Update:  A good friend who I will not name but it’s Aggie has suggested a new name for Girlhead.  I am so enamored of it that I’m throwing it out there and y’all can vote but I’m 90% of the way to adopting it.  It just sounds purty.


Let’s take a vote – regarding Girlhead’s stage name on this blog – should we:

A) Keep it the way it is – “Girlhead”?


B) Change it to “Lemur Girl”?


C) Lemurita


It’s no secret that I really resonate with my daughter Lemurita, and nine is such a fun age in my opinion.  The other night we took apart the broken kitchen clock, down to the component gears, and talked about gear ratios, electromagnetics (the teensy motor), and put it back carefully to restore it to working order.  So she got to see what I’ve done all my life, which is take things apart – she still doesn’t have a clue how many things I’ve never been able to properly reassemble but I told her that even those are things you learn from.

Why fight to save an old kitchen clock?  Because the replacement Cruel Wife had is hideous.  She thinks it is “pretty”.  I think it looks like a bunch of impressionistic painters and their cats got run over by a rock crusher.

Today Lemurita came to me and said “Lemur-Dad, can we take something apart?”

Well, far be it for me to tell her “No, Lemurita, we can’t destroy anything today” when it is clearly not true.  You can destroy something every day of your life if you are gifted.  We went out to the garage to look for something to cannibalize or outright destroy.
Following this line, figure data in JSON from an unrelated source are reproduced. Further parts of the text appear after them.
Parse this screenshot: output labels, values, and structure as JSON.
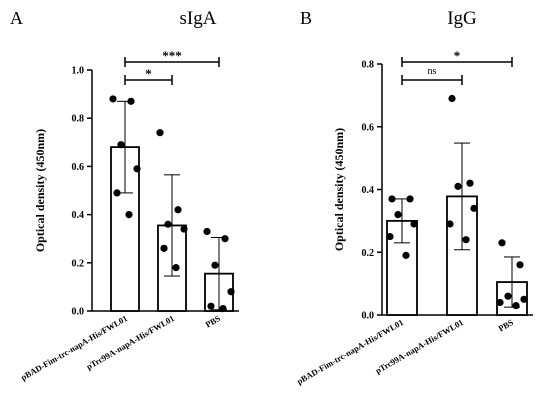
{
  "chart_data": [
    {
      "type": "bar",
      "panel": "A",
      "title": "sIgA",
      "ylabel": "Optical density (450nm)",
      "ylim": [
        0,
        1.0
      ],
      "yticks": [
        0.0,
        0.2,
        0.4,
        0.6,
        0.8,
        1.0
      ],
      "ytick_labels": [
        "0.0",
        "0.2",
        "0.4",
        "0.6",
        "0.8",
        "1.0"
      ],
      "categories": [
        "pBAD-Fim-trc-napA-His/FWL01",
        "pTrc99A-napA-His/FWL01",
        "PBS"
      ],
      "values": [
        0.68,
        0.355,
        0.155
      ],
      "errors": [
        0.19,
        0.21,
        0.15
      ],
      "points": [
        [
          0.88,
          0.87,
          0.69,
          0.59,
          0.49,
          0.4
        ],
        [
          0.74,
          0.42,
          0.36,
          0.34,
          0.26,
          0.18
        ],
        [
          0.33,
          0.3,
          0.19,
          0.08,
          0.02,
          0.01
        ]
      ],
      "significance": [
        {
          "from": 0,
          "to": 1,
          "label": "*"
        },
        {
          "from": 0,
          "to": 2,
          "label": "***"
        }
      ]
    },
    {
      "type": "bar",
      "panel": "B",
      "title": "IgG",
      "ylabel": "Optical density (450nm)",
      "ylim": [
        0,
        0.8
      ],
      "yticks": [
        0.0,
        0.2,
        0.4,
        0.6,
        0.8
      ],
      "ytick_labels": [
        "0.0",
        "0.2",
        "0.4",
        "0.6",
        "0.8"
      ],
      "categories": [
        "pBAD-Fim-trc-napA-His/FWL01",
        "pTrc99A-napA-His/FWL01",
        "PBS"
      ],
      "values": [
        0.3,
        0.378,
        0.105
      ],
      "errors": [
        0.07,
        0.17,
        0.08
      ],
      "points": [
        [
          0.37,
          0.37,
          0.32,
          0.29,
          0.25,
          0.19
        ],
        [
          0.69,
          0.42,
          0.41,
          0.34,
          0.29,
          0.24
        ],
        [
          0.23,
          0.16,
          0.06,
          0.05,
          0.04,
          0.03
        ]
      ],
      "significance": [
        {
          "from": 0,
          "to": 1,
          "label": "ns"
        },
        {
          "from": 0,
          "to": 2,
          "label": "*"
        }
      ]
    }
  ]
}
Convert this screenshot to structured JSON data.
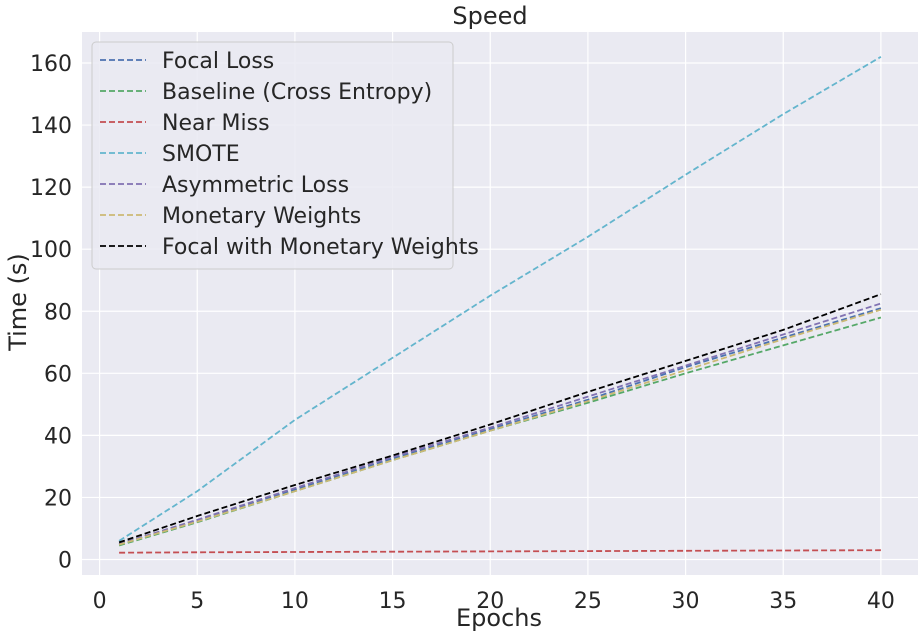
{
  "chart_data": {
    "type": "line",
    "title": "Speed",
    "xlabel": "Epochs",
    "ylabel": "Time (s)",
    "xlim": [
      -0.9,
      41.9
    ],
    "ylim": [
      -5,
      170
    ],
    "xticks": [
      0,
      5,
      10,
      15,
      20,
      25,
      30,
      35,
      40
    ],
    "yticks": [
      0,
      20,
      40,
      60,
      80,
      100,
      120,
      140,
      160
    ],
    "grid": true,
    "legend_position": "top-left",
    "line_style": "dashed",
    "background_color": "#eaeaf2",
    "grid_color": "#ffffff",
    "series": [
      {
        "name": "Focal Loss",
        "color": "#4c72b0",
        "x": [
          1,
          5,
          10,
          15,
          20,
          25,
          30,
          35,
          40
        ],
        "y": [
          5,
          12.5,
          22.5,
          32.5,
          42,
          51.5,
          62,
          71.5,
          81
        ]
      },
      {
        "name": "Baseline (Cross Entropy)",
        "color": "#55a868",
        "x": [
          1,
          5,
          10,
          15,
          20,
          25,
          30,
          35,
          40
        ],
        "y": [
          4.5,
          12,
          22,
          32,
          41.5,
          50.5,
          60,
          69,
          78
        ]
      },
      {
        "name": "Near Miss",
        "color": "#c44e52",
        "x": [
          1,
          5,
          10,
          15,
          20,
          25,
          30,
          35,
          40
        ],
        "y": [
          2.2,
          2.3,
          2.4,
          2.5,
          2.6,
          2.7,
          2.8,
          2.9,
          3
        ]
      },
      {
        "name": "SMOTE",
        "color": "#64b5cd",
        "x": [
          1,
          5,
          10,
          15,
          20,
          25,
          30,
          35,
          40
        ],
        "y": [
          6,
          22,
          45,
          65,
          85,
          104,
          124,
          143.5,
          162
        ]
      },
      {
        "name": "Asymmetric Loss",
        "color": "#8172b2",
        "x": [
          1,
          5,
          10,
          15,
          20,
          25,
          30,
          35,
          40
        ],
        "y": [
          5,
          12.8,
          23,
          33,
          42.5,
          52.5,
          62.5,
          72.5,
          82.5
        ]
      },
      {
        "name": "Monetary Weights",
        "color": "#ccb974",
        "x": [
          1,
          5,
          10,
          15,
          20,
          25,
          30,
          35,
          40
        ],
        "y": [
          4.8,
          12.2,
          22,
          32,
          41.5,
          51,
          61,
          71,
          80.5
        ]
      },
      {
        "name": "Focal with Monetary Weights",
        "color": "#000000",
        "x": [
          1,
          5,
          10,
          15,
          20,
          25,
          30,
          35,
          40
        ],
        "y": [
          5.5,
          14,
          24,
          33.5,
          43.5,
          54,
          64,
          74,
          85.5
        ]
      }
    ]
  }
}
Lemurita firmly refuses to let me anywhere near the transmission of her mom’s car even though I swear to her that we’d put it back right where we found it and even though I tell her that taking apart a CVT drive system would be the pinnacle of our lives and quite possibly the lives of three generations of Lemurs to come.  “NO!  You’d never get it back together!”  Cruel Wife came into the room and said “That’s RIGHT, Lemurita.  Don’t you pay any attention to your dad.”

Update:  After promising Lemurita that the odds were good that Cruel Wife would birth puppies if we took her transmission apart she changed her tune and insisted that NOW we be allowed to take her CVT tranny out and have our way with it.  What Lemurita does not realize is that Cruel Wife has already donated a sewing machine to our efforts.  Yes, Lemurita and Lemur-Dad are going to start taking apart a sewing machine soon.  I think it will be a blast.

I looked at the fridge in the garage and the motor was just going to be too much hassle to get to even with the Sawzall, which is the only way I will work on a fridge.  Either that or a sledgehammer.

We grabbed a hard drive I had sitting in a moldering pile of old hard drives, motherboards, and obsolete video cards.  I suppose I could have spent some time pondering if there was something still valuable on it but if it was in a pile of hard drives sitting on top of the woodburning stove, unattended and unloved, then I’m of the opinion that it probably wasn’t high-importance – and if it was… oops.

We drilled it out and cracked open the case, we studied the ultra-lightweight heads, the drive head mechanism and the magnets, and we asked ourselves why the mechanism is so stiff and the magnets so beefy (it’s all about quick crisp response).

We handed it over to Franken-Boy who did his part with the first contact (look at the platter at the 3:30 location) and promptly went back to playing Skylander.

She immediately said “What else can we take apart??”

I looked at Cruel Wife guiltily.  “I’m afraid I’ve given her the ‘Take-Apart Bug’.  I’m so sorry.

CW just looked at me and grinned.  She’s an engineer, I’m an engineer… she knows the score.